A beautiful lure that caught me; the lush colors of the cover, the temptation of sea creatures, explorations of identity. Overall, it was an interesting collection of pieces that interested and occasionally challenged me. I can be honest enough to say that Sy Montgomery and her attempts to do something similar drives me bonkers, perhaps because I've had my fill of straight, white, middle-class women. Intersectionality and grey areas are everything.
If You Flush a Goldfish: I had no idea how devastating goldfish were in the environment, which makes the fact that they are so common a little bit horrifying. I would have wanted to learn a little more about this. I understand that this is a childhood fascination, but given where the essay ended, with a story of mutually discovered transformation, I would have chosen a different water creature. Perhaps a coral, which utilize a variety of reproductive techniques and go through some cool physical transformations.
"We both had been expected to be daughters but turned out to be something else."
My Mother and the Starving Octopus: Comparing their adolescence, their mother's journey from Taiwan to Michigan, their mutual preoccupation with the size of their bodies, and the story of the purple octopus who nurtured her egg clutch for four and a half years. This one was heart-breaking.
"What I mean to say is: I wanted to know if she ever regretted it."
My Grandmother and the Sturgeon: Weaving together the endangered Chinese sturgeon and its home in the Yangtze river, her grandmother and her family's escape from the Japanese in Shanghai. This one was quite close to perfect, much like a double-strand DNA. Each story parallels the other.
How to Draw a Sperm Whale: I liked this one, although the formatting it vaguely like a report was a challenge. This one tries to parallel their college thesis on sperm whales, information on necropsies, and their first girlfriend, M. (they abbreviate it 'M,' which I found distracting, like we were reading an impression of a medical report, except medical reports would no longer use abbreviations). Given how much I abhor whaling, even the historical accounts of it, it was hard to warm to this section. However, I thought it awkwardly done and felt, well, like a college writing project.
"Conclusion: The proximate cause of death may be falling in love with the idea of a person, or the idea of a relationship."
Pure Life: hydrothermal vents and the deep sea yeti crab, Kiwaidae, and Imbler's time in Seattle, where they moved for an internship. They explore the parallels of space and movement between the crab and them; inhospitable space transformed by a monthly queer POC party, and dancing, the crab farming the bacteria attached to their bristles. "It is exactly suited to the life it leads."

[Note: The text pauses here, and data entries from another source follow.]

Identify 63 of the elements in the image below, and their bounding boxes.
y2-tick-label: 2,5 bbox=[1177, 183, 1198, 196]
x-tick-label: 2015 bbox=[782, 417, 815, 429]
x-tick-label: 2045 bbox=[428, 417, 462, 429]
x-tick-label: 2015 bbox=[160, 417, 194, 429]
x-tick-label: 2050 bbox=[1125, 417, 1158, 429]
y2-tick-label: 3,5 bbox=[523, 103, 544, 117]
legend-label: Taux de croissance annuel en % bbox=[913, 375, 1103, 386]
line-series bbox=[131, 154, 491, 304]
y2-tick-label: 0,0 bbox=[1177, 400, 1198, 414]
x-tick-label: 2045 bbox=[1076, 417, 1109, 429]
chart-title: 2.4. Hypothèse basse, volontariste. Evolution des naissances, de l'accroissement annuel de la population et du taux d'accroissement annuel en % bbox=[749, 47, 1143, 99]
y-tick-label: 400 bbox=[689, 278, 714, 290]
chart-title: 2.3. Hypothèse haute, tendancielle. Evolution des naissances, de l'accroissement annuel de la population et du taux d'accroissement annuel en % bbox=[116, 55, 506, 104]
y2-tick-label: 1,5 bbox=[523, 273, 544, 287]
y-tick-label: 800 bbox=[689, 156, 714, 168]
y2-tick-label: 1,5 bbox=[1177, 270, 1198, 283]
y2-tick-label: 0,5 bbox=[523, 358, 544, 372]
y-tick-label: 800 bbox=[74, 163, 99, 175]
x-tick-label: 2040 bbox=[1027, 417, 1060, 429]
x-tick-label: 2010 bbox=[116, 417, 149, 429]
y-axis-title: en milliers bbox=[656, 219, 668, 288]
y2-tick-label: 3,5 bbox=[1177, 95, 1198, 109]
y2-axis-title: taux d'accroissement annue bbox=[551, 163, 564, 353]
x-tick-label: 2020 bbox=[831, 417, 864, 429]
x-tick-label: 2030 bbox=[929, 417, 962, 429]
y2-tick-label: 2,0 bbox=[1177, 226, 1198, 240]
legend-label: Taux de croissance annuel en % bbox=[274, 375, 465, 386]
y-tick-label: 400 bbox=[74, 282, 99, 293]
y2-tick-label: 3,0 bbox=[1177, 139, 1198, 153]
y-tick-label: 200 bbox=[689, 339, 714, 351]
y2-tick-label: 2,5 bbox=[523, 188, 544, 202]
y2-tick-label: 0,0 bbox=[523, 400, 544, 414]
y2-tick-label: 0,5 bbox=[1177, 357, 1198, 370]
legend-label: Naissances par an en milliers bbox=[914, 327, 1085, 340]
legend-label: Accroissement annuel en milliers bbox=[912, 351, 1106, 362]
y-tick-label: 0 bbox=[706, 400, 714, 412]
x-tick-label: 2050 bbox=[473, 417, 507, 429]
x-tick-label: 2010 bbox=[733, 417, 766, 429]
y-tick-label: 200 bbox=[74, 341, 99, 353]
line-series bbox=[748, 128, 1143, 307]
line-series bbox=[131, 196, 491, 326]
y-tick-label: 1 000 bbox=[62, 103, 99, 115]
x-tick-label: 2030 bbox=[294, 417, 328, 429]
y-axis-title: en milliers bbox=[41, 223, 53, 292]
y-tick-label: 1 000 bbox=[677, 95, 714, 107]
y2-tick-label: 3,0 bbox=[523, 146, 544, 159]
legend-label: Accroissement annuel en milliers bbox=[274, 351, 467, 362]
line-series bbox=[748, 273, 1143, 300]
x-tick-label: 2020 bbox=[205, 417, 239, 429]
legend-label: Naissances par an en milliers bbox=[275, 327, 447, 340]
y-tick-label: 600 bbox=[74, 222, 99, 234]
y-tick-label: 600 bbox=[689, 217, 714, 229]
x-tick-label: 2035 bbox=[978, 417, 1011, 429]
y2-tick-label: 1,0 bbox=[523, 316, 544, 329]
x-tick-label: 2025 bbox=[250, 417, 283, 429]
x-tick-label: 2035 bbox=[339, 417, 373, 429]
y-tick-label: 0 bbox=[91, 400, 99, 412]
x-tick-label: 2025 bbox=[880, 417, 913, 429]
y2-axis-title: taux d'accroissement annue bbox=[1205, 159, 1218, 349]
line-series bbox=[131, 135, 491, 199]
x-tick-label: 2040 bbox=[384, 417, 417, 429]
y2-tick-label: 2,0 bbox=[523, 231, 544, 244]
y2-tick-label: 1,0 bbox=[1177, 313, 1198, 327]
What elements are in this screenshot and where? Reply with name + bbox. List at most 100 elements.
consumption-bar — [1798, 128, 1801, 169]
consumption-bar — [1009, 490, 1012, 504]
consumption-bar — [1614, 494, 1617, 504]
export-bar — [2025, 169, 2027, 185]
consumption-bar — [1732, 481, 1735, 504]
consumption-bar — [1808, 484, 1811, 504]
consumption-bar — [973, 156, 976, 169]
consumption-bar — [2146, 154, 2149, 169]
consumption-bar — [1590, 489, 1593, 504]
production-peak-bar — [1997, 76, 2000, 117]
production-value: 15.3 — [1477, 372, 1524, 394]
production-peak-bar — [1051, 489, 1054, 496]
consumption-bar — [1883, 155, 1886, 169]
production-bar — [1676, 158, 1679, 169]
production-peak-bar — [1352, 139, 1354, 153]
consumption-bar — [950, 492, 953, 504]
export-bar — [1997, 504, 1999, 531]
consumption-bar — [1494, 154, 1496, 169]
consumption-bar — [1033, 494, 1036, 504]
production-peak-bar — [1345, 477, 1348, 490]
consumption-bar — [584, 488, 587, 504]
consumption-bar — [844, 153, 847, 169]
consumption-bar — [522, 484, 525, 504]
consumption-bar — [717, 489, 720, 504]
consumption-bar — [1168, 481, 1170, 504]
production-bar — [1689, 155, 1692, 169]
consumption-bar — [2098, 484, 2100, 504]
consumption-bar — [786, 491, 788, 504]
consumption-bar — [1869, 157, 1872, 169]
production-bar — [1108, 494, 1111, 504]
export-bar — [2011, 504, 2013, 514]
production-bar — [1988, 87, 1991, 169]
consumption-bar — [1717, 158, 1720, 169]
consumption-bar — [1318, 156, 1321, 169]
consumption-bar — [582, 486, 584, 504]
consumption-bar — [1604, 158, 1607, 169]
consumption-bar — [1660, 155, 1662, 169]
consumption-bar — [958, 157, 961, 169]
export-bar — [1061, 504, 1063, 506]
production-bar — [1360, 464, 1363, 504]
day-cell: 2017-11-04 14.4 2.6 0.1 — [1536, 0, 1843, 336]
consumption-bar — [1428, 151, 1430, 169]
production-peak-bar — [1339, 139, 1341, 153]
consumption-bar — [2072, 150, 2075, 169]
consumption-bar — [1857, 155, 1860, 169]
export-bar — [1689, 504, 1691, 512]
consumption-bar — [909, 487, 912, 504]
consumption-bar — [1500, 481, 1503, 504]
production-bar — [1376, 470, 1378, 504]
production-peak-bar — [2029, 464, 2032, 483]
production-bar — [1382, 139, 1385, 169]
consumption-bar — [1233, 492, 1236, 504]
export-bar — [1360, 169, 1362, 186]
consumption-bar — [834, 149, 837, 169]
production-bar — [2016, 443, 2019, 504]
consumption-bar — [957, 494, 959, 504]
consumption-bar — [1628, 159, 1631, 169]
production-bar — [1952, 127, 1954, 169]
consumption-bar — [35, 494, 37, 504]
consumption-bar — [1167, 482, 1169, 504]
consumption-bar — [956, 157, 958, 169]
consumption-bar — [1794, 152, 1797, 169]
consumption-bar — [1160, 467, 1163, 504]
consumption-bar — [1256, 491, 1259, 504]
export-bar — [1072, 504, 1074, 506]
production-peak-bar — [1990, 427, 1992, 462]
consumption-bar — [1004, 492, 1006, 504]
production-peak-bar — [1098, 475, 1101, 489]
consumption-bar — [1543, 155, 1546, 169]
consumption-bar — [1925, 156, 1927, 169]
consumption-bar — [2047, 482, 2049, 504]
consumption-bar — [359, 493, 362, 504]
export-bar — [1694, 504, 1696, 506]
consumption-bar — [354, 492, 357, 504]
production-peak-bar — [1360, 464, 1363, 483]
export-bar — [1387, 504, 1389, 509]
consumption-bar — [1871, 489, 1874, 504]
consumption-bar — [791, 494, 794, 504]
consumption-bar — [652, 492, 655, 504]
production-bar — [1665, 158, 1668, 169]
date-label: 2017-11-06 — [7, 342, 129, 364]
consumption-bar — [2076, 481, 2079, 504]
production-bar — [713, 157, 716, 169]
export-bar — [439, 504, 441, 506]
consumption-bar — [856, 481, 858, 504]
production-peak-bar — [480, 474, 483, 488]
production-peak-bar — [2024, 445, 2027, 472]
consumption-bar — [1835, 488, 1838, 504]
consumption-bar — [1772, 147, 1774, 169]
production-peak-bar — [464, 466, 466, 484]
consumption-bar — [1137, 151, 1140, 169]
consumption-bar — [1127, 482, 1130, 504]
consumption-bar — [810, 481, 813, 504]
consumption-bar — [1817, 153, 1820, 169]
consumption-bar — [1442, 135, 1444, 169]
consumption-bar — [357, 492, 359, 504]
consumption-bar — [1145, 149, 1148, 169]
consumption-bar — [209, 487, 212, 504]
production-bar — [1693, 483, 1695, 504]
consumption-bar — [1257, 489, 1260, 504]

Beware the Sand Striker: a triggering piece on many levels. Sandstrikers are ambush predators. They note their first time giving a blow job to a man, segue into Lorena Bobbit's story and then awkwardly segue into Imbler's drinking blackouts. At no point do they mention alcohol abuse, except to say "I knew vaguely that this happened to me more frequently than the others, but I brushed this off as a quirk, something that made me fun." There's an interesting digression on predation in animal shows, and they segue into the woman who was assaulted by the Stanford swimmer. Tying these both together is an exploration of responsibility: "Almost every system we exist in is cruel, and it is our job to hold ourselves accountable to a moral center separate from the arbitrary ganglion of laws that, so often get things wrong." Breams are a sort of fish that responds to the sand striker by jetting air around the hidden worm until its uncovered. Despite the somewhat awkward transitions and the frank ignorance that alcohol is a clear problem, it is still potent.
Hybrids: wow, they just tackle all the hard stuff. The Question so many people face, "'What are you?' is an act of taxonomy, even if the asker does not realize it." The child of a Chinese mother and a white father, they have been asked this much of their lives. They become fascinated by hybrid butterflyfish. This is an essay that felt very much like my friends wrestling with such issue in college, way back in 1989, and I wonder how old Imbler is.
We Swarm: Riis Beach, New York: famous for queer culture, there was a time they were there during an inundation of blobby creatures, perhaps salps. Salps periodically swarm for food, unlike Pride in NYC, which is for a variety of reasons. This is a fun piece, a delightful break from the emotional challenge of 'Striker,' or the intellectual challenge of 'Hybrid.'
Morphing Like a Cuttlefish: kingpin cuttlefish are accused of going in drag: males will adopt female patterns to get close to the female for mating. It's a very personal piece that describes in pieces how their sexual evolution morphs.
Us Everlasting: immortal jellyfish actually revert to polyp stage ('ontogeny reversal'). This piece attempts some more poetic license, using second person narrative at times, as well as talking about different lives. "Its immortality is active. It is constantly aging in both directions, always reinventing itself."
The writing is lovely; the science is usually--but not always--cleverly integrated, the perspective interesting, though occasionally so very developmentally young. I'd love to read more about what Imbler does with their life in twenty years.
Many thanks for an advance copy from Netgalley and Little, Brown. Opinions are my own, as is the massive delay in reviewing.